Tuesday, May 25, 2010

Corn Cakes

This is a great side dish from "Everyday Food", my favorite cooking magazine.  The kids loved it, even my daughter who is the pickiest eater I know.  Maybe just the name... the fact that it has the word 'cake' in it.  I really think that's why she even tried it, because if she would have mad the connection that its a vegetable she wouldn't have touched it.  These are to be served with crumbled goat cheese on top which would be delicious!  But, I didn't have any in the house and it was still great.

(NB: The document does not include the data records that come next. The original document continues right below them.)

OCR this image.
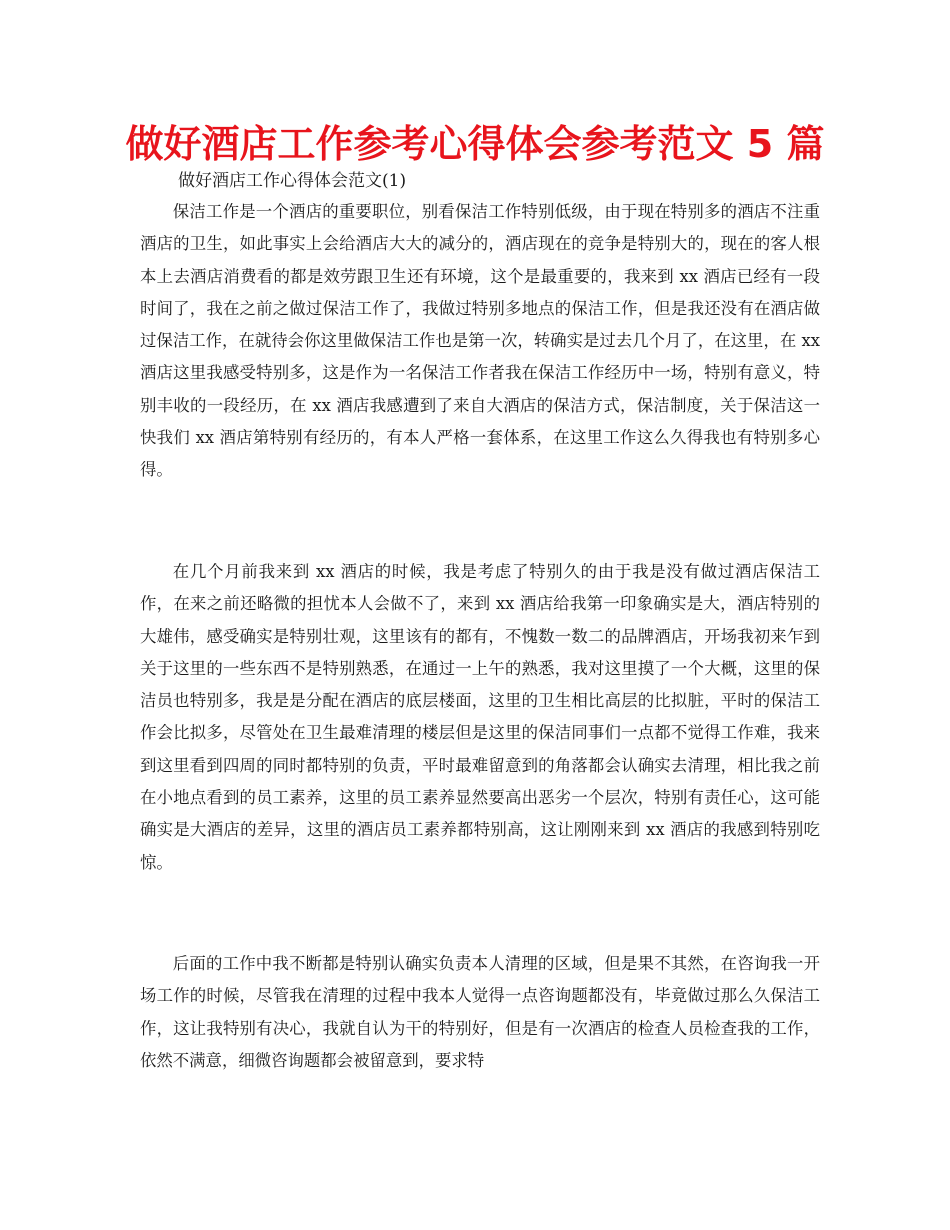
做好酒店工作参考心得体会参考范文 5 篇
做好酒店工作心得体会范文(1)

保洁工作是一个酒店的重要职位，别看保洁工作特别低级，由于现在特别多的酒店不注重酒店的卫生，如此事实上会给酒店大大的减分的，酒店现在的竞争是特别大的，现在的客人根本上去酒店消费看的都是效劳跟卫生还有环境，这个是最重要的，我来到 xx 酒店已经有一段时间了，我在之前之做过保洁工作了，我做过特别多地点的保洁工作，但是我还没有在酒店做过保洁工作，在就待会你这里做保洁工作也是第一次，转确实是过去几个月了，在这里，在 xx 酒店这里我感受特别多，这是作为一名保洁工作者我在保洁工作经历中一场，特别有意义，特别丰收的一段经历，在 xx 酒店我感遭到了来自大酒店的保洁方式，保洁制度，关于保洁这一快我们 xx 酒店第特别有经历的，有本人严格一套体系，在这里工作这么久得我也有特别多心得。

在几个月前我来到 xx 酒店的时候，我是考虑了特别久的由于我是没有做过酒店保洁工作，在来之前还略微的担忧本人会做不了，来到 xx 酒店给我第一印象确实是大，酒店特别的大雄伟，感受确实是特别壮观，这里该有的都有，不愧数一数二的品牌酒店，开场我初来乍到关于这里的一些东西不是特别熟悉，在通过一上午的熟悉，我对这里摸了一个大概，这里的保洁员也特别多，我是是分配在酒店的底层楼面，这里的卫生相比高层的比拟脏，平时的保洁工作会比拟多，尽管处在卫生最难清理的楼层但是这里的保洁同事们一点都不觉得工作难，我来到这里看到四周的同时都特别的负责，平时最难留意到的角落都会认确实去清理，相比我之前在小地点看到的员工素养，这里的员工素养显然要高出恶劣一个层次，特别有责任心，这可能确实是大酒店的差异，这里的酒店员工素养都特别高，这让刚刚来到 xx 酒店的我感到特别吃惊。

后面的工作中我不断都是特别认确实负责本人清理的区域，但是果不其然，在咨询我一开场工作的时候，尽管我在清理的过程中我本人觉得一点咨询题都没有，毕竟做过那么久保洁工作，这让我特别有决心，我就自认为干的特别好，但是有一次酒店的检查人员检查我的工作，依然不满意，细微咨询题都会被留意到，要求特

2 tbs plus 1 tsp olive oil
3 cups corn (from 3 ears or frozen)
1 small zucchini, diced small
coarse salt and ground pepper
2 scallions, very thinly sliced
2 large eggs, lightly beaten
1/4 cup cornmeal (I just used all p;urpose flour)
2 ounces fresh goat cheese crumbled

In a large nonstick skillet, heat 1 tsp oil over medium.  Add corn and zucchini and season with salt and pepper; cook until vegetables soften slightly, 3-5 minutes.  Transfer to a medium bowl and let cool, 5 minutes.  Add scallions, eggs and cornmeal to corn mixture and stir to combine.
Wipe skillet clean, then heat 2 tbs oil over medium.  In batches, cook 1/4 cupfuls corn mixture until set on bottom, about 3 minutes.  Flip and cook until cakes are cooked through, 2 minutes.  Transfer to a plate.  Sprinkle with goat cheese.